Años difíciles
pero de saludable crecimiento
A cierta edad nos desagrada estar en compañía
de otros más pequeños, mientras tanto, los más grandes nos rechazan.
por Roberto villalobos
fotos: carlos Sebastián
La adolescencia es una de las etapas más difíciles que le toca vivir a todo ser humano, pero también es, quizás, la que más alegría deja en la memoria. Cuando ésta llega se experimenta una
serie de cambios físicos y psíquicos que son complicados de manejar, y más aún en los primeros momentos, es decir, entre los 11 y 14 años.
A este particular grupo no le gusta permanecer al lado de niños de 10 años o menos, mientras que muchas veces preferirían tener de 15 en adelante, pues esa edad parece, de cierto modo, el sueño de ser un “joven hábil en las relaciones sociales”, explica el psiquiatra Luis Porras Monge.
La mala noticia es que a los más grandes no les agrada la compañía de los más pequeños. Así lo confirma Nancy Paola, de 15 años, quien dice: “Lo que pasa es que ellos se comportan como niños, son inmaduros, y más los varones”. De hecho, es sabido que las mujeres desarrollan más rápido que los hombres.
Además, Nancy considera que en reuniones de quinceañeros, quienes tienen de 11 a 14 años se verían fuera de lugar, y piensa que podrían ser excluidos del grupo con facilidad.
“Esa es la edad del impasse; ellos piensan: ‘Quiero, pero no puedo’”, refiere la motivadora Sara Beatriz Carranza.
¿Qué pasa
con ellos?
Muchos de estos “recién adolescentes” empiezan a separarse de sus padres, no por falta de afecto, sino porque les agrada estar con sus amigos para compartir nuevas experiencias. “Se trata de la búsqueda de su espacio, de hallar cierta independen cia”, indica Porras.
Es por ese motivo que no hay que sorprenderse de que pidan con frecuencia que se les lleve a un centro comercial, al cine o a un restaurante.
Ese tipo de reuniones, de acuerdo con expertos en salud mental, son fundamentales porque les ayuda a crecer con suficientes habilidades sociales.
En tanto, los integrantes de la familia deben comprender la situación y enseñarles un camino con buenos valores, para que puedan descubrir y desarrollar una identidad. De esa forma, cuando sea más maduro, con más experiencias, podrá llegar a ser como esos jóvenes quinceañeros que ahora admira.

Primeras salidas
A cualquier padre le asusta cuando su hijo o hija empieza a pedir permiso para salir con sus amigos, y más todavía debido a la situación de inseguridad que se vive; sin embargo, no hay que vedarles ese derecho. Los progenitores tampoco deberían sentirse mal de que sus hijos se sientan avergonzados de ellos cuando los van a dejar a algún lugar, caso que se da con mayor frecuencia entre varones. La razón de esto es, simplemente, la búsqueda del espacio, y ellos se sienten incómodos cuando se sienten invadidos.
Entonces, ¿qué hacer si hay una reunión y ellos son muy pequeños como para dejarlos solos?
La solución es acompañarlos, tenerlos a la vista, pero con el cuidado de no hacerlos sentir vigilados. Es una misión difícil, pero que el padre debe pone en práctica.
“Si sé que mis papás me están observando, no me comporto igual. No es que yo haga cosas inadecuadas cuando estoy sola, es solo que me siento molesta”, confiesa Breslie, de 12 años.

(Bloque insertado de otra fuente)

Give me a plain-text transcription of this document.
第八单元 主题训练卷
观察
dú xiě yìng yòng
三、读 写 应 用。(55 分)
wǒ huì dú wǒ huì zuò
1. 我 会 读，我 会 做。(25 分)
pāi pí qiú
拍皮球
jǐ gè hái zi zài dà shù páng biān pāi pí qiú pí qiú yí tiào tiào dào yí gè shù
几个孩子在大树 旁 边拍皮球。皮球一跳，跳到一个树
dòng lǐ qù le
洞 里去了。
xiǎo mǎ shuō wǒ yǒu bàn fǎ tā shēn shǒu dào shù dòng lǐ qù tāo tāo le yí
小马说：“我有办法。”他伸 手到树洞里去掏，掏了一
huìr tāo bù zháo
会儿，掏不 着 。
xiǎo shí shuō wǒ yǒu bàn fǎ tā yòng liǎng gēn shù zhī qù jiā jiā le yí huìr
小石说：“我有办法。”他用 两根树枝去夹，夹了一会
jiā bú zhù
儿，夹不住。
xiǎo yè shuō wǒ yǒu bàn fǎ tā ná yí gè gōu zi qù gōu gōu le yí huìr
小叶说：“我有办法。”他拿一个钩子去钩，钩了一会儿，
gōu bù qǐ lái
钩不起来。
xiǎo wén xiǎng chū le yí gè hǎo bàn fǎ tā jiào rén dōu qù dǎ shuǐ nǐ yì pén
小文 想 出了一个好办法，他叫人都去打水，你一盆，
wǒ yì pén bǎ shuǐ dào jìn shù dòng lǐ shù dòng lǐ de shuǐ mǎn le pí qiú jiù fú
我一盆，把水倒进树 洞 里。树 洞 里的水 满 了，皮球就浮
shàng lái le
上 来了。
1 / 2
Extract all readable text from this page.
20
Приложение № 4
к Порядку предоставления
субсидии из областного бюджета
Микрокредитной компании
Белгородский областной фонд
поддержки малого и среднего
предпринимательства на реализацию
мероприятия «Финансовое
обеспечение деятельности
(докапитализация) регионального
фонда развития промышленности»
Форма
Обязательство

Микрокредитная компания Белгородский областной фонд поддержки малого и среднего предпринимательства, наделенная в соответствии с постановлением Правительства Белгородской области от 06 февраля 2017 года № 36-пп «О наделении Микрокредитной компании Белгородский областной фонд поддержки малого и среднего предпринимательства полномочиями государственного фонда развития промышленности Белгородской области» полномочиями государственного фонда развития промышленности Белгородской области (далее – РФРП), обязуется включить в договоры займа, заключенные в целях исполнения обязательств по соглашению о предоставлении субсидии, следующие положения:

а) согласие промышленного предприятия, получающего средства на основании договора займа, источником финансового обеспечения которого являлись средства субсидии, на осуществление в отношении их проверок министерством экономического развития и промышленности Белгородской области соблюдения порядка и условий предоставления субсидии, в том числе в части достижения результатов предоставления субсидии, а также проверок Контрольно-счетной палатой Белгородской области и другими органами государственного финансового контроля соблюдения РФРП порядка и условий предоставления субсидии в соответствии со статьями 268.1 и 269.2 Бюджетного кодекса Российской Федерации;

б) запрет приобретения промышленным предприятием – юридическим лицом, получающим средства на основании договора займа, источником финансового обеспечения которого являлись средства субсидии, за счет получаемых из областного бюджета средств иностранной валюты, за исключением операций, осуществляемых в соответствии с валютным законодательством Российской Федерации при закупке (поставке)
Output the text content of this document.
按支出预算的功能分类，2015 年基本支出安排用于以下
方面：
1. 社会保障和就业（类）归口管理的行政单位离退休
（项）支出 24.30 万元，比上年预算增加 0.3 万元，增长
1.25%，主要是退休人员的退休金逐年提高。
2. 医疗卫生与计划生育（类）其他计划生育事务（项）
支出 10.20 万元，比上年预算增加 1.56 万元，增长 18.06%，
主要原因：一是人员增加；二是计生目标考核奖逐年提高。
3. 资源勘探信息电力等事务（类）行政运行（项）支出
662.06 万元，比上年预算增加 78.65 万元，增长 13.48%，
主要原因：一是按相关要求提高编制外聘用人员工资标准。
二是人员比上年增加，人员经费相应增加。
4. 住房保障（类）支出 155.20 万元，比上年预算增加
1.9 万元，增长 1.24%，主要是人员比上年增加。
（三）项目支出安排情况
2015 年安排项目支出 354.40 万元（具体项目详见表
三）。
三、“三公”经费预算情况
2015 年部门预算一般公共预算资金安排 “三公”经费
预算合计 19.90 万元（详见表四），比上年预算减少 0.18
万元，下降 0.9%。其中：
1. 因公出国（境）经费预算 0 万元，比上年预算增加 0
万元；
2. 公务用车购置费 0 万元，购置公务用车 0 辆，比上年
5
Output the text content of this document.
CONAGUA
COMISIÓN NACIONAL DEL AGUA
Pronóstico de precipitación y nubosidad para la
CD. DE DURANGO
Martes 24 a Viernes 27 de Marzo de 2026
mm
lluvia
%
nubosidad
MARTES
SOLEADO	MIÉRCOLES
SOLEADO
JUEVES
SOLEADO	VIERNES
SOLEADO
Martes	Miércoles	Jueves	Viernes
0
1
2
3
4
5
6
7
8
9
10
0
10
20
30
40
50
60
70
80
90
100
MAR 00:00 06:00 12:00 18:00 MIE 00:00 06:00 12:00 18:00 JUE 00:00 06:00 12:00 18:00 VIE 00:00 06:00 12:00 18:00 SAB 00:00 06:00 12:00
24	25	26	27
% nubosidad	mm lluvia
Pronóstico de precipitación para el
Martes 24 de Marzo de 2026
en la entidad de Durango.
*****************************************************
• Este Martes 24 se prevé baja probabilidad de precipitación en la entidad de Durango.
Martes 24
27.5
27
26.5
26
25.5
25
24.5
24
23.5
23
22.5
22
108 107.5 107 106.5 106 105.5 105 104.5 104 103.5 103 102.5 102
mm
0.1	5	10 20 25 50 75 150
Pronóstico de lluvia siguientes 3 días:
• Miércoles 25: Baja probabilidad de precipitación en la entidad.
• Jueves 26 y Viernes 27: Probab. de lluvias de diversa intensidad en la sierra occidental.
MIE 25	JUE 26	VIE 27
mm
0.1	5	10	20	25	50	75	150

De igual manera, aunque el adolescente no lo comprenda, se le deben imponer horarios límite para las horas de salida y llegada; estos deben ser, por supuesto, flexibles. La negociación es parte importante para que padres e hijos se entiendan, asegura Carranza.
Chat, Internet, videos
La curiosidad inunda la mente de los jóvenes. Algunos, seducidos por las malas influencias, llegan a probar el tabaco o el alcohol. Es por ello que la familia debe tener cuidado al momento de dar permisos para salir, así como con las amistades que tengan.
Además, Carranza advierte sobre el peligro que representan entretenimientos como los videojuegos o estar por largo tiempo el las salas de chat de Internet, pues, en lugar de fortalecer las habilidades sociales, terminan por aislarlos.
Aunque en el mercado no hay sitios específicos para jóvenes de entre 11 y 14 años, los expertos recomiendan llevarlos a actividades en las que puedan desarrollar su habilidad motriz y musculatura (deportes) o su potencial artístico (música, pintura, baile, etc).
En cualquiera de estos escenarios, seguramente podrán conocer a diferentes personas de quienes aprenderán a discernir entre el bien y el mal, y a conocerse a sí mismos.